Margaret is horrified that her mother was disowned because of religion. She asks questions that make her parents uncomfortable, and then decides that at age twelve, she is adult enough to research religion. While visiting her grandmother in New York, she attends temple, where she is puzzled by the Hebrew. She visits a Black church with a classmate. A Catholic classmate tells Margaret about confession, and in an endearing mistake, Margaret blunders into a confessional and blurts out her regret for participating in unkind gossip.
At Christmas, Margaret’s mother impulsively sends her parents a Christmas card, and they respond. In an awkward sequence, the Christian parents arrive for a visit, followed by the Jewish grandmother. After relatively civil behavior at dinner, the grandparents get into almost a physical tussle over Margaret’s religious affiliation. Margaret is deeply distressed, and the next scene shows the grandparents getting into separate cabs.
I think this was supposed to be just one part of the coming of age story. The movie didn’t seem to treat the embarrassment of buying a bra much differently from the embarrassment of the family religious struggles. I was surprised by my strong reaction to this blandness. I saw Margaret as sincerely trying to make sense of religion. In my view, she wasn’t getting much help from the adults around her. The adults’ religious ideas seemed frozen. Either they tried to claim Margaret for their own religion, or they avoided any discussion of the subject. Was there nothing beyond that?
Those of us who regularly attend worship services often wonder how to involve young people. We may go to great effort to bond our children to our particular church. We may send them to a religious school or church camp.
The thing is, they will make up their own minds when they’re adults, whether we provide them with religious education or not. An adult child who wishes to leave a religion will do so. Is it counterproductive to pressure them? Is there another way we could point them onto a spiritual path, with some wisdom about how to find their way? If we insist they keep the same religious affiliation we have, do we interfere with their spiritual development?

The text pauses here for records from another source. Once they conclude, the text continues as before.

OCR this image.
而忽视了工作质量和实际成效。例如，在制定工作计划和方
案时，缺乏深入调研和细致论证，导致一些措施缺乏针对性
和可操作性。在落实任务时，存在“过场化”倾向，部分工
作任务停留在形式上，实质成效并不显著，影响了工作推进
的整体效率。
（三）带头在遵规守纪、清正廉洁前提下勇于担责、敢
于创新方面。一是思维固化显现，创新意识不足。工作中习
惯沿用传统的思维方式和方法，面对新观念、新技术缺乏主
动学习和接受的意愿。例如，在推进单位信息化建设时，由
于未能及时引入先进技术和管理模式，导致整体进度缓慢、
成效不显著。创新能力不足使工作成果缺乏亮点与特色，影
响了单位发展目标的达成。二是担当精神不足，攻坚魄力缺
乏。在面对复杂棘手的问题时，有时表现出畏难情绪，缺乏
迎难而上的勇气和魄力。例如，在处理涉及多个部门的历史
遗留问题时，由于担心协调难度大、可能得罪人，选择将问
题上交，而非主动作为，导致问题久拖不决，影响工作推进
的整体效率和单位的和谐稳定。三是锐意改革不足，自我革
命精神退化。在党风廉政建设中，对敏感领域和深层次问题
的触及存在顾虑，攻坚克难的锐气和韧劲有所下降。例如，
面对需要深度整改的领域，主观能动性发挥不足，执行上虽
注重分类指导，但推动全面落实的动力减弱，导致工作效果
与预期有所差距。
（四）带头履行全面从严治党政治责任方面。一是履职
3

I don’t want to read too much into Margaret’s story. The movie was intended to entertain, not to prompt soul searching. Yet I found myself thinking about it for days afterwards. Without giving her a particular religious “brand,” what could Margaret’s parents have done to equip her for spiritual inquiry? Why ignore religion altogether as a response to the family’s estrangement from the Christian grandparents? Why not talk about the teachings of Judaism and Christianity? Wouldn’t there be something to learn from both religions?
If nothing else, this movie reminded me to take young people seriously when they ask searching questions and religion and spirituality. It made me review the messages my parents and grandparents passed to me. What was helpful? What was hurtful? What made my own faith journey important to me?

Linda Worden
Member of Shepherd of the Valley Lutheran Church,
Boise, ID
This Post Has 2 Comments
All religions have something to offer us. Thanks for sharing about this movie.
Linda, I have not read the book nor have I seen the movie but I enjoyed your wrestling with some good questions about religion and the role we play in passing on the faith we have received. If you have not read it yet, I think you would enjoy Brian McLaren’s latest book—“Do I Stay Christian?” I am discussing that book right now with a church group.